Muro-ami fishing is practiced by exploiting children to destroy corals in order to catch fish.
During the continuation of the investigation in the Senate, he said shells and corals are found within 15 kilometers of municipal shores since these also need sunlight. This is well within the jurisdiction of the local government.
He said he has asked the Department of Interior and Local Government (DILG) to direct local governments in lending a hand to the DENR and unmask the illegal trade.
Gordon Cancio, a professional diver and marine expert, reminded the government that tracking the illegal act may only exacerbate the problem. He said it should also focus on providing people the livelihood, in order that they are stopped from being used to harvest the black corals.
‘Cut wealth resource'
Environment experts and government officials, on the other hand, want the alleged operator behind the black coral smuggling prosecuted to the full extent of the law.
Environment committee chairman Senator Juan Miguel Zubiri wants authorities to investigate whether Olivia Lim Li and her cohorts have become recalcitrant and have continued with their alleged operations despite previous criminal charges.

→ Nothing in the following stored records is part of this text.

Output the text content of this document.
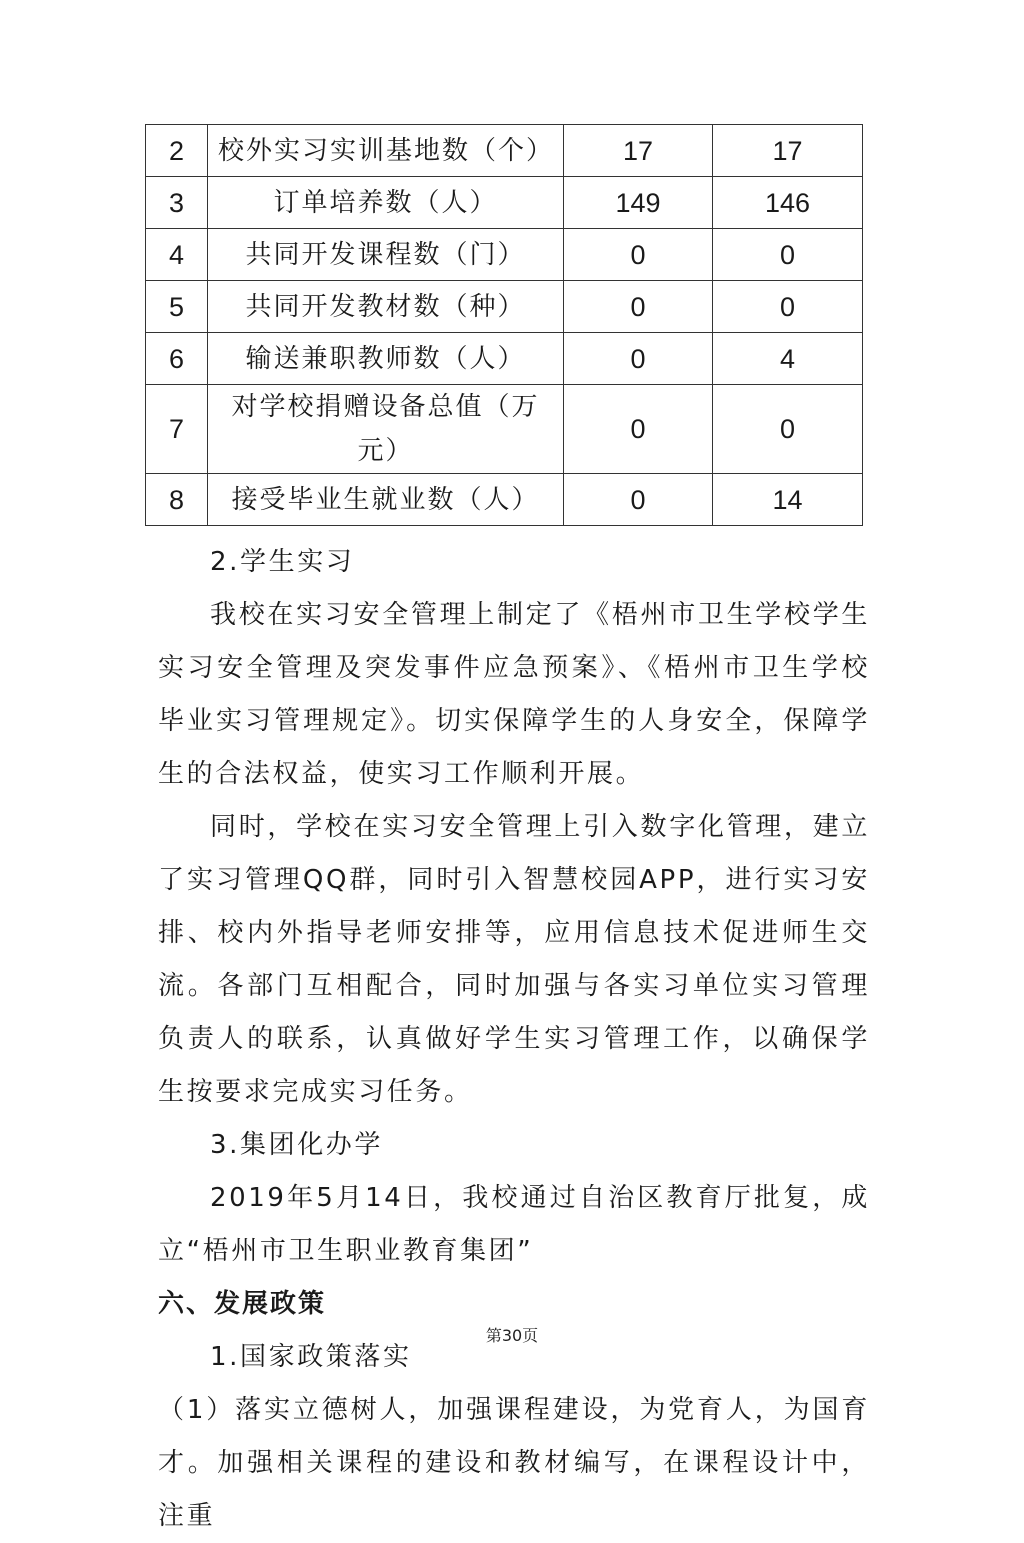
2	校外实习实训基地数（个）	17	17
3	订单培养数（人）	149	146
4	共同开发课程数（门）	0	0
5	共同开发教材数（种）	0	0
6	输送兼职教师数（人）	0	4
7	对学校捐赠设备总值（万元）	0	0
8	接受毕业生就业数（人）	0	14

2.学生实习

我校在实习安全管理上制定了《梧州市卫生学校学生实习安全管理及突发事件应急预案》、《梧州市卫生学校毕业实习管理规定》。切实保障学生的人身安全，保障学生的合法权益，使实习工作顺利开展。

同时，学校在实习安全管理上引入数字化管理，建立了实习管理QQ群，同时引入智慧校园APP，进行实习安排、校内外指导老师安排等，应用信息技术促进师生交流。各部门互相配合，同时加强与各实习单位实习管理负责人的联系，认真做好学生实习管理工作，以确保学生按要求完成实习任务。

3.集团化办学

2019年5月14日，我校通过自治区教育厅批复，成立“梧州市卫生职业教育集团”

六、发展政策

1.国家政策落实

（1）落实立德树人，加强课程建设，为党育人，为国育才。加强相关课程的建设和教材编写，在课程设计中，注重

第30页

It was learned during the hearing that similar contrabands were seized from the properties of Lim and her husband way back in 2008.
The Bureau of Customs filed on Friday smuggling charges against Li and 3 others implicated in the illegal shipment of around P35 million worth of black corals and other endangered marine species weeks ago.
A consequent watch list order was issued by the Department of Justice (DoJ) against Li, consignee Exequiel Navarro, Kim Atillano and Ireneo Penuliar.
Zubiri also asked the DoJ to also issue a hold departure order against the respondents.
'Hit where it hurts most'
Ramon Magsaysay awardee Antonio Oposa Jr. said “we should also emphasize the money aspect…hurt them where it hurts the most.”
Oposa, who is also a lawyer known for championing environmental causes, challenged the Bureau of Internal Revenue to check the tax liabilities of the respondents.
He also stressed they should not be slapped with criminal charges alone.
“The government should file not just multi-million, but multi- multi- million environmental damages. We should run not just after the worth of the corals,” he said. He noted the Philippines is known for environmental damage accounting.
Matter of policy
Zubiri also noted the issue has become a matter of policy, particularly in terms of “nipping it in the bud.” He noted why no one was able to detect the crime, even if the black corals and sea turtles were huge enough to be loaded into containers.
Zamboanga Mayor Celso Lobregat noted the questions remain, such as, “what should be done really? We should know where these black corals were extracted from? How do you extract it?”
He said the coastline of Zamboanga is 130 kilometers long, which is not easy to monitor.
“Nobody has noticed the loading. [For example] Li will call the shipping line, which will call for container vans, and these will be transferred to where Li wants it shipped,” he said.
He noted that with the length of the coastline, some contrabands land in “illegal ports.”
Some of government officials present during the Senate hearing also noted that they can only do so much in terms of inspecting the packages. The Maritime Industry Authority, for example, can only inspect packages when they are already loaded in ships.